Platitudes. I’m not very good at them. Granted, not as bad as a dear friend’s mom is at idioms which she mixes in the most delightful ways (“you made your bed, now eat it” AND “you buttered your bread, now lie in it”:). I’m mostly not good at them because, while by definition they are supposed to be concise and witty statements of truth, they, also by definition, are pretty low on the complexity scale. So, when I use them, I tend to, unhelpfully I admit, follow them up with a paragraph of words trying to get at what I think I’m really trying to say, eventually so bogged down that I’m not clarifying anything at all. I suppose I just need to learn to get on with it, which is rather the idea of this post. What does it mean to “get on” with it? What is the journey?
For the last two weeks, I’ve done NO weaving. none. zilch. My crafting life was totally and completely taken over by the Winter Olympics and a follow-a-long event with my Guild. We all picked projects to complete during the weeks of the games, trying new challenges or facing old defeats! I could have chosen a weaving event, but decided to knit a sweater and try steeking (google that, it’s cool) for the first time because that was more portable, increasing my chances of success.

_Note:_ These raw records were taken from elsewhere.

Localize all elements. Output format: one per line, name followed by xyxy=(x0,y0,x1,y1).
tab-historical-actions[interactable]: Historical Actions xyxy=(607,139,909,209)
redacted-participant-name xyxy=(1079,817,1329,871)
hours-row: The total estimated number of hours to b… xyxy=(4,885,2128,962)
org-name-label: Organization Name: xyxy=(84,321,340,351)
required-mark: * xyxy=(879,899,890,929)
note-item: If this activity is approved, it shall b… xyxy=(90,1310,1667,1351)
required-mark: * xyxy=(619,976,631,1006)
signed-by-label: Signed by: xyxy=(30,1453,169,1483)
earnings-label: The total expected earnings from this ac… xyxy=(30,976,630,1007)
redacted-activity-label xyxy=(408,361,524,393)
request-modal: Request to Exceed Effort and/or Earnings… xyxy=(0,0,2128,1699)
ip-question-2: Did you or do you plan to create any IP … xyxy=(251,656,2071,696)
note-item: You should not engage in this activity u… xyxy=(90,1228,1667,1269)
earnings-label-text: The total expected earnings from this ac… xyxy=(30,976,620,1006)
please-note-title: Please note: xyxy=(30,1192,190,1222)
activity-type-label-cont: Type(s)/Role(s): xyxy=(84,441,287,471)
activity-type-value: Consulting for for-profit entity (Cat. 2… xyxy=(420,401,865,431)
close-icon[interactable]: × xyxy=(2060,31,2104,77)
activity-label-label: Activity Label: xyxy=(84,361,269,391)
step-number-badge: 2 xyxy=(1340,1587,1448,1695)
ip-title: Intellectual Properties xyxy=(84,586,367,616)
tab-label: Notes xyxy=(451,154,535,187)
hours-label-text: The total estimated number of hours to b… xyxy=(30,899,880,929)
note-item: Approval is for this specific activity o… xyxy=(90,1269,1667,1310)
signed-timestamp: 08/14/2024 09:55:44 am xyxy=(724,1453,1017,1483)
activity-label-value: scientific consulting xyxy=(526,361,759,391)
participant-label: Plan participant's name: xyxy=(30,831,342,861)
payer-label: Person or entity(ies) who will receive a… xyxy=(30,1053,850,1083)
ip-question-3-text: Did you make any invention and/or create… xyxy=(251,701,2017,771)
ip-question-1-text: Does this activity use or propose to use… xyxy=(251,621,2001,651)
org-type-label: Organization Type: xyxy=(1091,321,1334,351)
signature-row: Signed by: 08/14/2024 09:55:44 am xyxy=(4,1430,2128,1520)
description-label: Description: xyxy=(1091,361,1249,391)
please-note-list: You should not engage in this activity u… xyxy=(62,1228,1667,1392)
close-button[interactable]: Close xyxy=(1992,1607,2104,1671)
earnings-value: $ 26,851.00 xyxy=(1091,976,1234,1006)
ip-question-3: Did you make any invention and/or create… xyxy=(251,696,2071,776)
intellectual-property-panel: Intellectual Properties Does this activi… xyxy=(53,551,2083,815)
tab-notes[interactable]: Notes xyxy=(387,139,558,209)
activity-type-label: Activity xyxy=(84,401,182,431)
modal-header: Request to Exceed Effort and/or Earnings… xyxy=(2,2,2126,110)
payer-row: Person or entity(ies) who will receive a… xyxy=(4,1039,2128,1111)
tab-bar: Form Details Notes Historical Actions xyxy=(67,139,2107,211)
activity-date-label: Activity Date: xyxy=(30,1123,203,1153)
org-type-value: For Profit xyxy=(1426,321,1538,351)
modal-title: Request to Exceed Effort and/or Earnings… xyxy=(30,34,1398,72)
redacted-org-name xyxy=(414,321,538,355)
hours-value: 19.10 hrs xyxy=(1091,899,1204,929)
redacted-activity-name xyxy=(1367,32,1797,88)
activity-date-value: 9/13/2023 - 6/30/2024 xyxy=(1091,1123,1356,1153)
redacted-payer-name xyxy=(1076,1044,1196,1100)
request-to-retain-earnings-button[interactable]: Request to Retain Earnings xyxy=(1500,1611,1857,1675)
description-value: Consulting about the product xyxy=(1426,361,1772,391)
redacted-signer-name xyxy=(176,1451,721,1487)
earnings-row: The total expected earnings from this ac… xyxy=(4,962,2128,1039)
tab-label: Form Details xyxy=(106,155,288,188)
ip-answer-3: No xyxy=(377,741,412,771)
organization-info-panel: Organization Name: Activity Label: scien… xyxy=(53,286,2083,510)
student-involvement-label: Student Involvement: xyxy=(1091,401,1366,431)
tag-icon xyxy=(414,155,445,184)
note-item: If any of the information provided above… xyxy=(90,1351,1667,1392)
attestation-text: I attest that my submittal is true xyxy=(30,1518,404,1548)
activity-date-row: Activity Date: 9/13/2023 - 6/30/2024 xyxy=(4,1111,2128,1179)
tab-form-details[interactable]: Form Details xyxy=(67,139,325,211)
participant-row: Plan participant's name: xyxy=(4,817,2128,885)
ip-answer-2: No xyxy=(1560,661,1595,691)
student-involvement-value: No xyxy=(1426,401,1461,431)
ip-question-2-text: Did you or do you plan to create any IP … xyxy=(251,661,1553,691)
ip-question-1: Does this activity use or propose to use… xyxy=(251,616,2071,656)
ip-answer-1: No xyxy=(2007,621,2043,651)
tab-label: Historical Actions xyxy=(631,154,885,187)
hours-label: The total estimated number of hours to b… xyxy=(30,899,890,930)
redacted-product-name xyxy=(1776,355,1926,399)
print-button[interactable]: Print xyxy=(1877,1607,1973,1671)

It was great fun; however, in the back of my mind, the whole time, I kept thinking, “but what about that next weaving project I’m supposed to be doing?” Platitudes like the ones above came to my mind. I wanted to enjoy the Olympics instead of thinking, “if I can just get this project done, then I can get to the next one”. It’s the same advice I used to give myself back when I hated warping the loom (getting it ready for weaving). Usually, warping a loom takes FAR longer than actually weaving the project. I had even naively said that I would never weave because setting up the loom looked like such devious torture invented by fiber masochists.
So, I would try to enjoy the journey. I would tell myself all the right things. Look at that massive, beautiful warp just waiting there, so full of potential and possibilities, imagine what it will turn into once you weave it. Think about the fantastic final cloth. Warps are the very epitome of newness and transformation and metamorphosis – enjoy it! And I was successful in these thoughts?…
…uh, nope. Still just looked like work to me! So instead of thinking about the warp as a journey I tried to think of it as the destination. Trying to enjoy the journey is still thinking of it as a “going to”. I don’t think I would have ever learned to enjoy warping if I’d only thought of it as something that got me somewhere else. Even when you know that the getting “there” can be completely enjoyable, it still isn’t “there”. Enjoyment finally came when I realized I would warp a loom even if I was never going to weave that warp at all.
I suppose, ultimately, that’s what people really mean when they say, “enjoy the journey.” I’ve once again spent many paragraphs bogging it down. Time to get on with it. Let’s go warp that loom.